Çöpe atılan ya da çürütülerek israf edilen gıdalarda bir başka boyut oluşturmaktadır.
Bu gün dünyada 450 milyon insan yetersiz beslenmekte ya da açlıkla savaşmaktadır. Buna bağlı her yıl bir öncekine göre, hastalıklarda ve ölüm oranlarında önemli bir artış kaydedilmiştir.
Özellikle ülkemizde merdiven altlarında üretilen, kaçak yollarla yurdumuza sokulan yiyecekler, sağlığımız için son derece zararlı katkı maddeleri içeren besinler, açıkta satılan ürünler, genetiği ile oynanmış GDO’lu gıdalar da hayatımızı çok büyük risk altına almaktadır.
Bilinçsizce kullanılan hormonlu gübreler ve zirai ilaçlarla üretilen ürünlerimiz, gelişmiş ülkelerden gıda güvenliği ve kalite standartlarına uygun değildir diye geri dönerken, kendi pazarlarımızda rahatlıkla satılıp, sofralarımızda ki yerini de çoktan almıştır.

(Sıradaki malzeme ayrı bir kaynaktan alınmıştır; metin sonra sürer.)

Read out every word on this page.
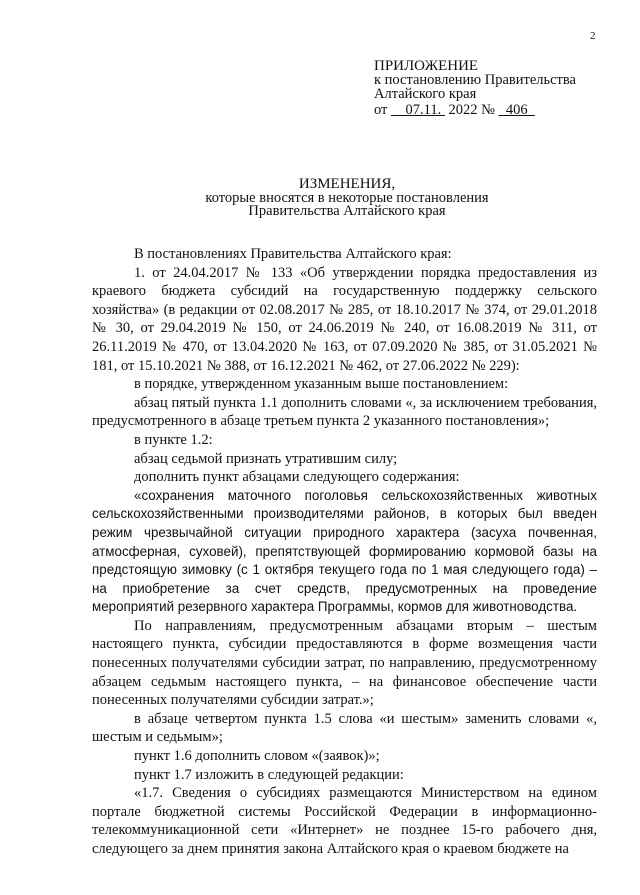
2
ПРИЛОЖЕНИЕ
к постановлению Правительства
Алтайского края
от     07.11.  2022 №   406
ИЗМЕНЕНИЯ,
которые вносятся в некоторые постановления
Правительства Алтайского края

В постановлениях Правительства Алтайского края:

1. от 24.04.2017 № 133 «Об утверждении порядка предоставления из краевого бюджета субсидий на государственную поддержку сельского хозяйства» (в редакции от 02.08.2017 № 285, от 18.10.2017 № 374, от 29.01.2018 № 30, от 29.04.2019 № 150, от 24.06.2019 № 240, от 16.08.2019 № 311, от 26.11.2019 № 470, от 13.04.2020 № 163, от 07.09.2020 № 385, от 31.05.2021 № 181, от 15.10.2021 № 388, от 16.12.2021 № 462, от 27.06.2022 № 229):

в порядке, утвержденном указанным выше постановлением:

абзац пятый пункта 1.1 дополнить словами «, за исключением требования, предусмотренного в абзаце третьем пункта 2 указанного постановления»;

в пункте 1.2:

абзац седьмой признать утратившим силу;

дополнить пункт абзацами следующего содержания:

«сохранения маточного поголовья сельскохозяйственных животных сельскохозяйственными производителями районов, в которых был введен режим чрезвычайной ситуации природного характера (засуха почвенная, атмосферная, суховей), препятствующей формированию кормовой базы на предстоящую зимовку (с 1 октября текущего года по 1 мая следующего года) – на приобретение за счет средств, предусмотренных на проведение мероприятий резервного характера Программы, кормов для животноводства.

По направлениям, предусмотренным абзацами вторым – шестым настоящего пункта, субсидии предоставляются в форме возмещения части понесенных получателями субсидии затрат, по направлению, предусмотренному абзацем седьмым настоящего пункта, – на финансовое обеспечение части понесенных получателями субсидии затрат.»;

в абзаце четвертом пункта 1.5 слова «и шестым» заменить словами «, шестым и седьмым»;

пункт 1.6 дополнить словом «(заявок)»;

пункт 1.7 изложить в следующей редакции:

«1.7. Сведения о субсидиях размещаются Министерством на едином портале бюджетной системы Российской Федерации в информационно-телекоммуникационной сети «Интернет» не позднее 15-го рабочего дня, следующего за днем принятия закона Алтайского края о краевом бюджете на
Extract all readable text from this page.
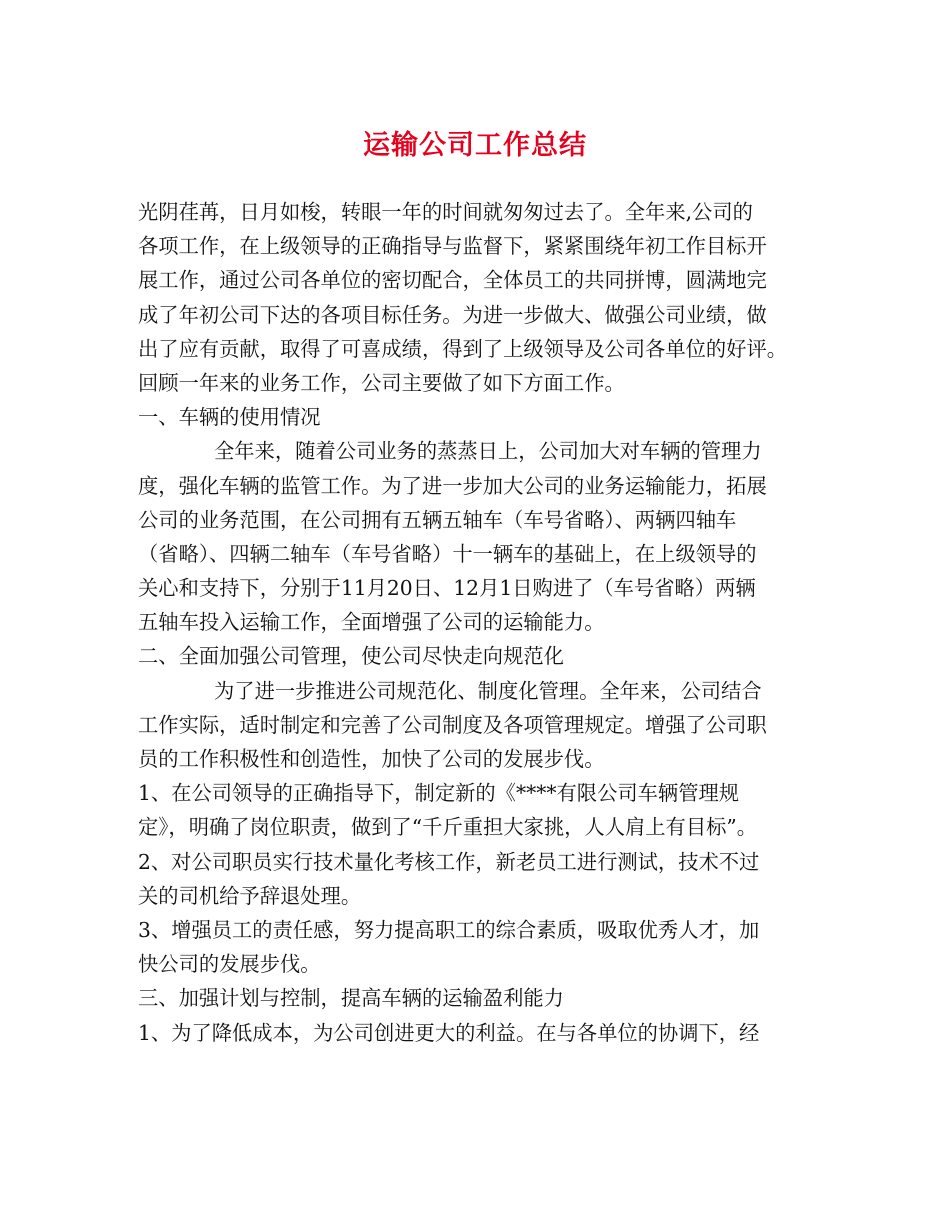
运输公司工作总结
光阴荏苒，日月如梭，转眼一年的时间就匆匆过去了。全年来,公司的
各项工作，在上级领导的正确指导与监督下，紧紧围绕年初工作目标开
展工作，通过公司各单位的密切配合，全体员工的共同拼博，圆满地完
成了年初公司下达的各项目标任务。为进一步做大、做强公司业绩，做
出了应有贡献，取得了可喜成绩，得到了上级领导及公司各单位的好评。
回顾一年来的业务工作，公司主要做了如下方面工作。
一、车辆的使用情况
全年来，随着公司业务的蒸蒸日上，公司加大对车辆的管理力
度，强化车辆的监管工作。为了进一步加大公司的业务运输能力，拓展
公司的业务范围，在公司拥有五辆五轴车（车号省略）、两辆四轴车
（省略）、四辆二轴车（车号省略）十一辆车的基础上，在上级领导的
关心和支持下，分别于11月20日、12月1日购进了（车号省略）两辆
五轴车投入运输工作，全面增强了公司的运输能力。
二、全面加强公司管理，使公司尽快走向规范化
为了进一步推进公司规范化、制度化管理。全年来，公司结合
工作实际，适时制定和完善了公司制度及各项管理规定。增强了公司职
员的工作积极性和创造性，加快了公司的发展步伐。
1、在公司领导的正确指导下，制定新的《****有限公司车辆管理规
定》，明确了岗位职责，做到了“千斤重担大家挑，人人肩上有目标”。
2、对公司职员实行技术量化考核工作，新老员工进行测试，技术不过
关的司机给予辞退处理。
3、增强员工的责任感，努力提高职工的综合素质，吸取优秀人才，加
快公司的发展步伐。
三、加强计划与控制，提高车辆的运输盈利能力
1、为了降低成本，为公司创进更大的利益。在与各单位的协调下，经
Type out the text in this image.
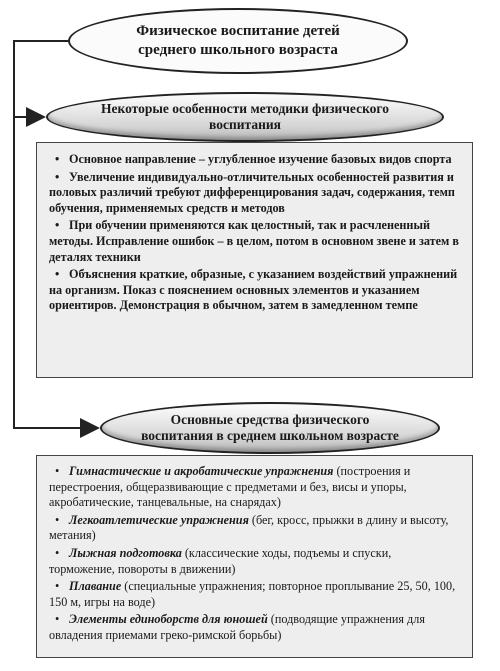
Физическое воспитание детей среднего школьного возраста
Некоторые особенности методики физического воспитания
• Основное направление – углубленное изучение базовых видов спорта
• Увеличение индивидуально-отличительных особенностей развития и половых различий требуют дифференцирования задач, содержания, темп обучения, применяемых средств и методов
• При обучении применяются как целостный, так и расчлененный методы. Исправление ошибок – в целом, потом в основном звене и затем в деталях техники
• Объяснения краткие, образные, с указанием воздействий упражнений на организм. Показ с пояснением основных элементов и указанием ориентиров. Демонстрация в обычном, затем в замедленном темпе
Основные средства физического воспитания в среднем школьном возрасте
• Гимнастические и акробатические упражнения (построения и перестроения, общеразвивающие с предметами и без, висы и упоры, акробатические, танцевальные, на снарядах)
• Легкоатлетические упражнения (бег, кросс, прыжки в длину и высоту, метания)
• Лыжная подготовка (классические ходы, подъемы и спуски, торможение, повороты в движении)
• Плавание (специальные упражнения; повторное проплывание 25, 50, 100, 150 м, игры на воде)
• Элементы единоборств для юношей (подводящие упражнения для овладения приемами греко-римской борьбы)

Fazla ürün, bol para, uygun fiyat anlayışı ile halk olarak ne yediğimizi ya da ne yedirildiğini düşünemez duruma geldik. Bu savaş yüzünden, etik olan davranışlar yitirildi.
Kendi kendimize yeterken, hatta fazlasını dışarıya satarken, şimdi kendimiz ne olduğunu ve ne şekilde yetiştirildiğini bilmediğimiz ürünleri alır hale geldik. Hazır almanın üretmekten daha kolay olduğunu gördük.
Artık sağlığımızın ne şekilde bir risk altında olduğunu fark etmeliyiz.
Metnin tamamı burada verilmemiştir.